La malédiction du franc suisse
Texte d’opinion publié le 27 février 2013 sur 24hGold.
Dans un monde de monnaies-papiers, est-il possible pour une banque centrale de se démarquer des autres en menant une politique plus conservatrice et anti-inflationniste? Les vulnérabilités inhérentes au système de banques à réserves fractionnaires rendent une telle situation possible à court terme, mais finalement intenable. C’est bien ce que démontre l’histoire moderne du franc suisse.
La Banque nationale suisse (BNS) s’est tenue à l’écart de l’exagération monétaire des autres systèmes tout au long de la décennie 2000. En comparaison à d’autres banques centrales, son bilan a très peu augmenté (voir Graphique 1). En outre, le gonflement de ses actifs est à attribuer à la décision en 2000 de réévaluer l’or et les créances sur or à leur valeur marchande. Ainsi, sur les onze années de janvier 1997 à janvier 2008, la base monétaire suisse (billets en circulation et réserves des banques commerciales) n’a augmenté que de 36%, i.e. 2,9% l’an. Sur une période comparable, s’étalant sur les huit premières années de l’euro de février 1999 à février 2008, la base monétaire de la zone euro a grimpé de 100%, i.e. 8% l’an.
Graphique 1 – Actifs de la Banque Nationale Suisse, décembre 1996 – décembre 2012
Quelle récompense la BNS a-t-elle obtenue pour son mérite? Avec l’éclatement de la crise financière, le franc suisse est devenu une monnaie de prédilection pour les investisseurs étrangers, s’appréciant de 1,67 franc suisse pour 1 euro en octobre 2007 jusqu’à 1,13 franc pour 1 euro en juillet 2011. Cette appréciation en tant que telle est sans intérêt. Le point à souligner est qu’elle résulte d’importants flux de capitaux vers les banques commerciales suisses. C’est ici que se cache une véritable malédiction pour la BNS.
Les flux de capitaux étrangers ont représenté un afflux de liquidités pour les banques commerciales suisses qui échappait totalement au contrôle de la BNS. L’apport de liquidités permettait aux banques de relancer l’expansion de crédit. Pire encore, les banques s’exposaient au phénomène de « hot money », selon lequel les flux internationaux peuvent partir aussi vite qu’ils sont arrivés, ce qui augmente ainsi le risque soudain d’illiquidité.
En somme, et c’est là tout le paradoxe, en suivant une politique conservatrice, une banque centrale expose les banques commerciales sous son autorité à un risque accru d’instabilité. L’unique solution viable de long terme consiste à changer de cap et à suivre la politique inflationniste des autres banques centrales. C’est bien ce que la BNS a fait depuis juillet 2011 lorsqu’elle s’est mise à acheter massivement des euros sur le marché pour déprécier sa propre monnaie. Une annonce officielle a suivi en septembre 2011 pour expliquer que la BNS combattra toute appréciation future du franc suisse au-delà de 1,2 franc pour 1 euro.

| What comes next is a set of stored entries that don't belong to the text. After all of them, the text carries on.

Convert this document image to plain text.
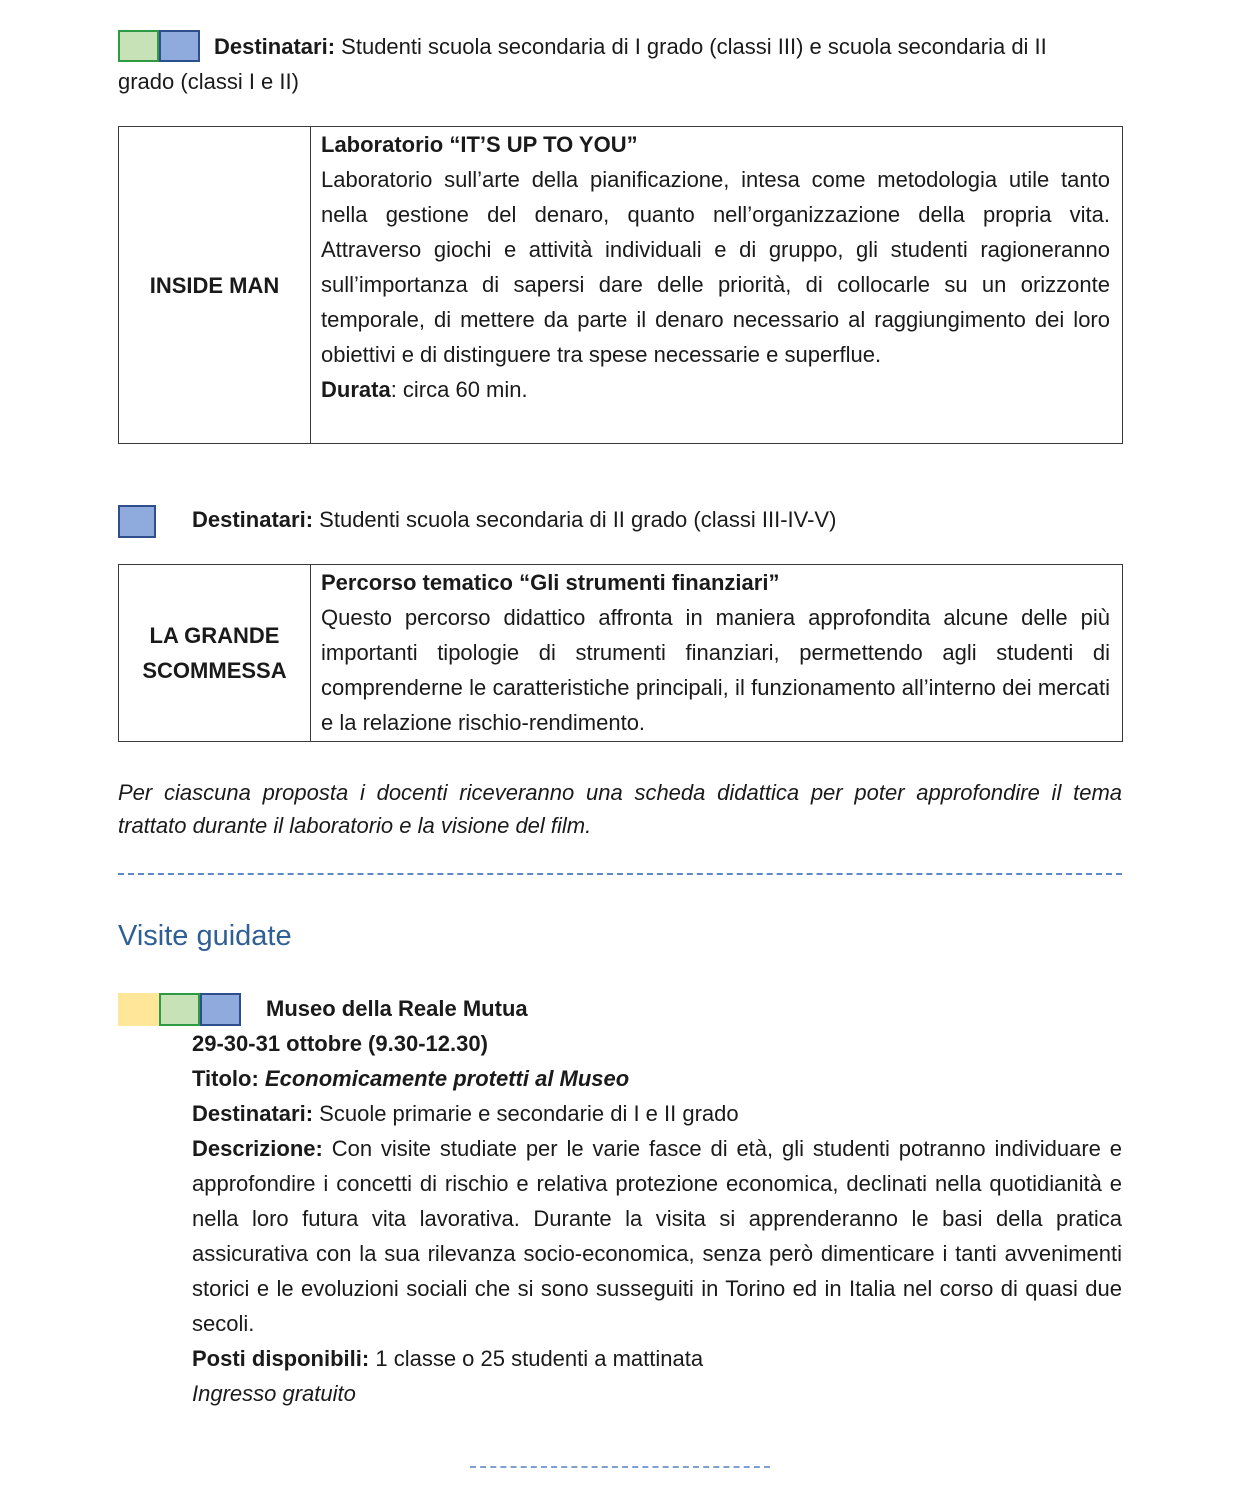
Destinatari: Studenti scuola secondaria di I grado (classi III) e scuola secondaria di II
grado (classi I e II)
INSIDE MAN
Laboratorio “IT’S UP TO YOU”
Laboratorio sull’arte della pianificazione, intesa come metodologia utile tanto nella gestione del denaro, quanto nell’organizzazione della propria vita. Attraverso giochi e attività individuali e di gruppo, gli studenti ragioneranno sull’importanza di sapersi dare delle priorità, di collocarle su un orizzonte temporale, di mettere da parte il denaro necessario al raggiungimento dei loro obiettivi e di distinguere tra spese necessarie e superflue.
Durata: circa 60 min.
Destinatari: Studenti scuola secondaria di II grado (classi III-IV-V)
LA GRANDE
SCOMMESSA
Percorso tematico “Gli strumenti finanziari”
Questo percorso didattico affronta in maniera approfondita alcune delle più importanti tipologie di strumenti finanziari, permettendo agli studenti di comprenderne le caratteristiche principali, il funzionamento all’interno dei mercati e la relazione rischio-rendimento.
Per ciascuna proposta i docenti riceveranno una scheda didattica per poter approfondire il tema trattato durante il laboratorio e la visione del film.
Visite guidate
Museo della Reale Mutua
29-30-31 ottobre (9.30-12.30)
Titolo: Economicamente protetti al Museo
Destinatari: Scuole primarie e secondarie di I e II grado
Descrizione: Con visite studiate per le varie fasce di età, gli studenti potranno individuare e approfondire i concetti di rischio e relativa protezione economica, declinati nella quotidianità e nella loro futura vita lavorativa. Durante la visita si apprenderanno le basi della pratica assicurativa con la sua rilevanza socio-economica, senza però dimenticare i tanti avvenimenti storici e le evoluzioni sociali che si sono susseguiti in Torino ed in Italia nel corso di quasi due secoli.
Posti disponibili: 1 classe o 25 studenti a mattinata
Ingresso gratuito
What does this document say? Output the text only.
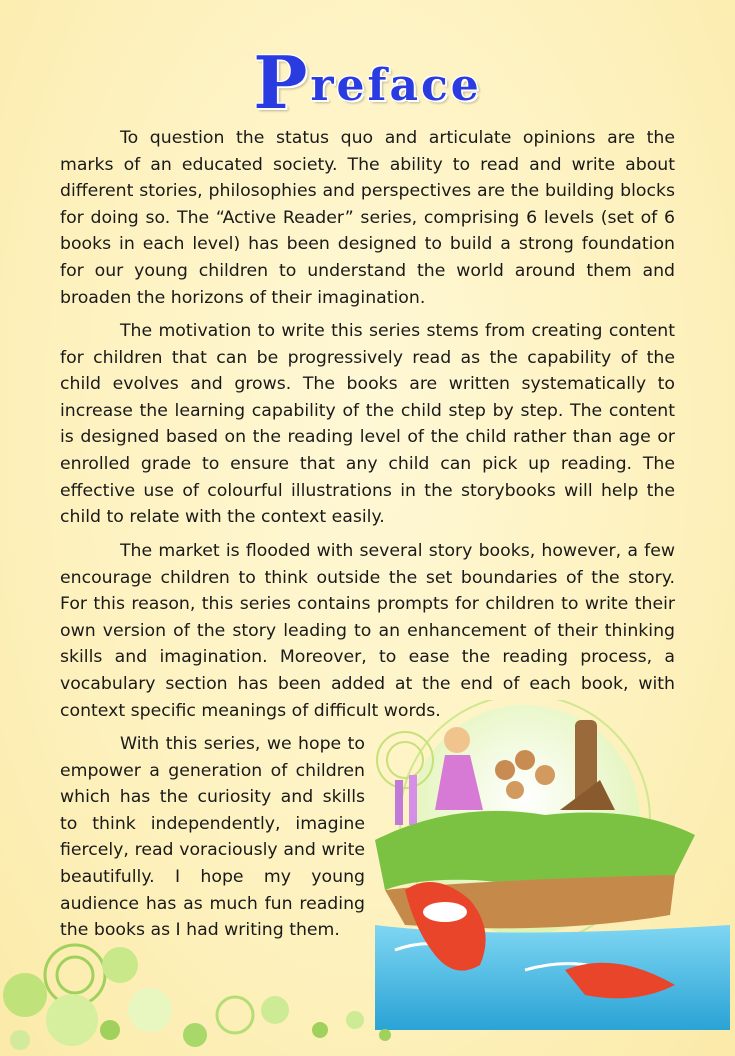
Preface

To question the status quo and articulate opinions are the marks of an educated society. The ability to read and write about different stories, philosophies and perspectives are the building blocks for doing so. The “Active Reader” series, comprising 6 levels (set of 6 books in each level) has been designed to build a strong foundation for our young children to understand the world around them and broaden the horizons of their imagination.

The motivation to write this series stems from creating content for children that can be progressively read as the capability of the child evolves and grows. The books are written systematically to increase the learning capability of the child step by step. The content is designed based on the reading level of the child rather than age or enrolled grade to ensure that any child can pick up reading. The effective use of colourful illustrations in the storybooks will help the child to relate with the context easily.

The market is flooded with several story books, however, a few encourage children to think outside the set boundaries of the story. For this reason, this series contains prompts for children to write their own version of the story leading to an enhancement of their thinking skills and imagination. Moreover, to ease the reading process, a vocabulary section has been added at the end of each book, with context specific meanings of difficult words.

With this series, we hope to empower a generation of children which has the curiosity and skills to think independently, imagine fiercely, read voraciously and write beautifully. I hope my young audience has as much fun reading the books as I had writing them.
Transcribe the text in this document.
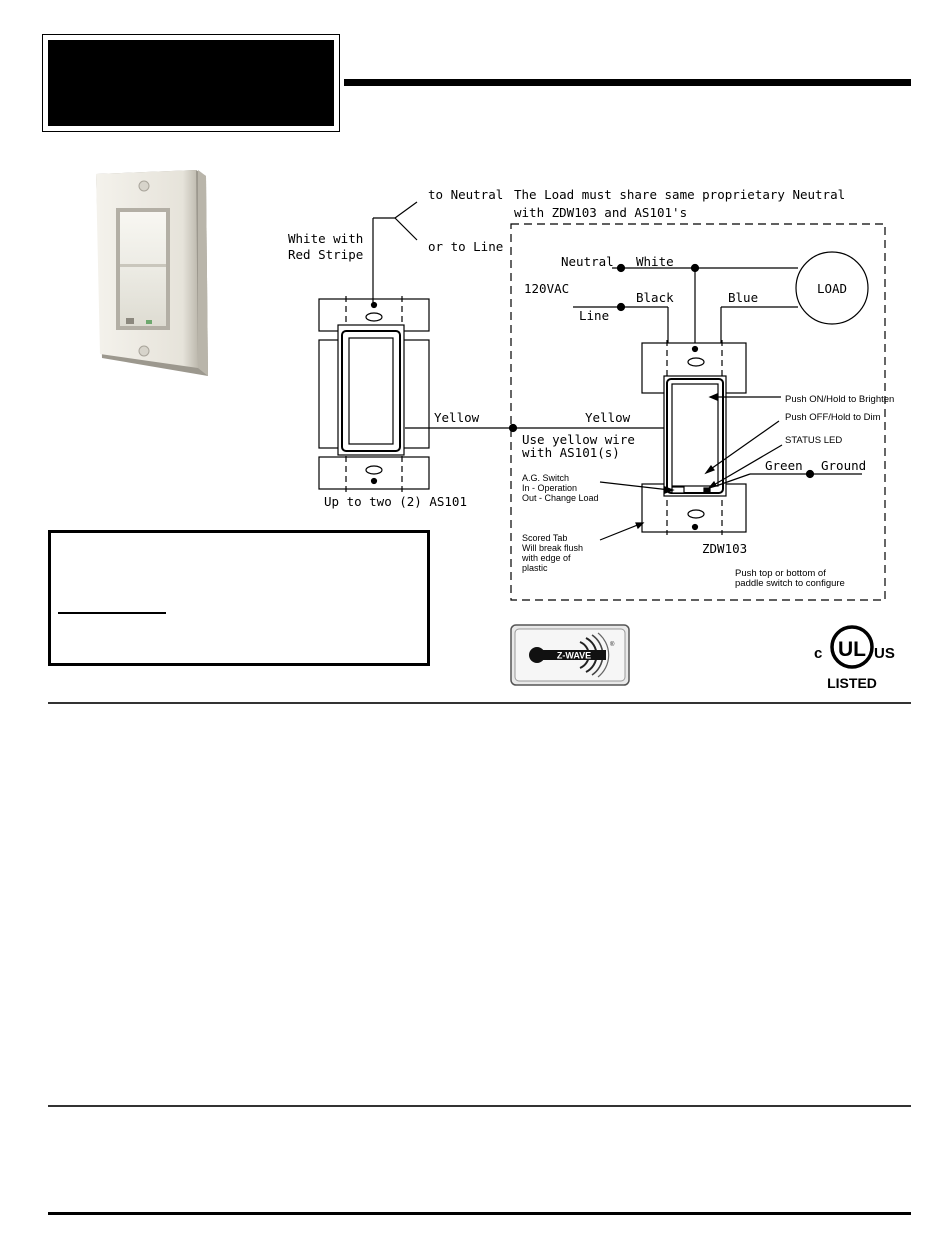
to Neutral
or to Line
The Load must share same proprietary Neutral
with ZDW103 and AS101's
White with
Red Stripe	Neutral White
120VAC
Black	Blue
Line
LOAD
Yellow	Yellow
Use yellow wire
with AS101(s)
Push ON/Hold to Brighten
Push OFF/Hold to Dim
STATUS LED
Green Ground
A.G. Switch
In - Operation
Out - Change Load
Up to two (2) AS101
Scored Tab
Will break flush
with edge of
plastic
ZDW103
Push top or bottom of
paddle switch to configure
Z-WAVE
®	c UL US
LISTED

Le bilan de la BNS a gonflé considérablement suite à ce changement de politique (voir Graphique 2). La base monétaire est passée de quelques 80 milliards en juillet 2011 à presque 350 milliards récemment. La BNS s’est volontairement transformée en une agence de l’Eurosystème sur le territoire de la Suisse. Ce changement de politique a été fort efficace, car il a réussi à modifier les anticipations sur le marché : le franc suisse s’est récemment déprécié à 1,23 franc pour 1 euro, éliminant ainsi le besoin d’interventions officielles supplémentaires.
Graphique 2 – Passifs de la Banque Nationale Suisse, décembre 1996 – décembre 2012
La Banque nationale suisse est insignifiante sur l’échiquier de la finance internationale. Néanmoins, sa tentative de jouer à contre-courant dans un monde inflationniste est riche d’enseignements. Premièrement, de nos jours une banque centrale n’est pas libre de sa politique monétaire et, en particulier, elle doit suivre la tendance inflationniste générale. Deuxièmement, il en résulte qu’aucune réforme monétaire visant à réduire l’inflation globale ne peut réussir tant que les banques centrales ne retrouvent pas leur liberté d’action. Or, cette liberté d’action est entravée par le système de banques à réserves fractionnaires et ses inhérentes vulnérabilités. La réforme monétaire passe donc par une réforme bancaire au préalable.
Siméon Brutskus a vécu sa jeunesse à l’Est, avant de parfaire son éducation économique en France. Sa carrière d’enseignant-chercheur l’a conduit à s’intéresser à la théorie et politique monétaires, et au rôle qu’occupent les banques centrales dans la déstabilisation des systèmes financiers.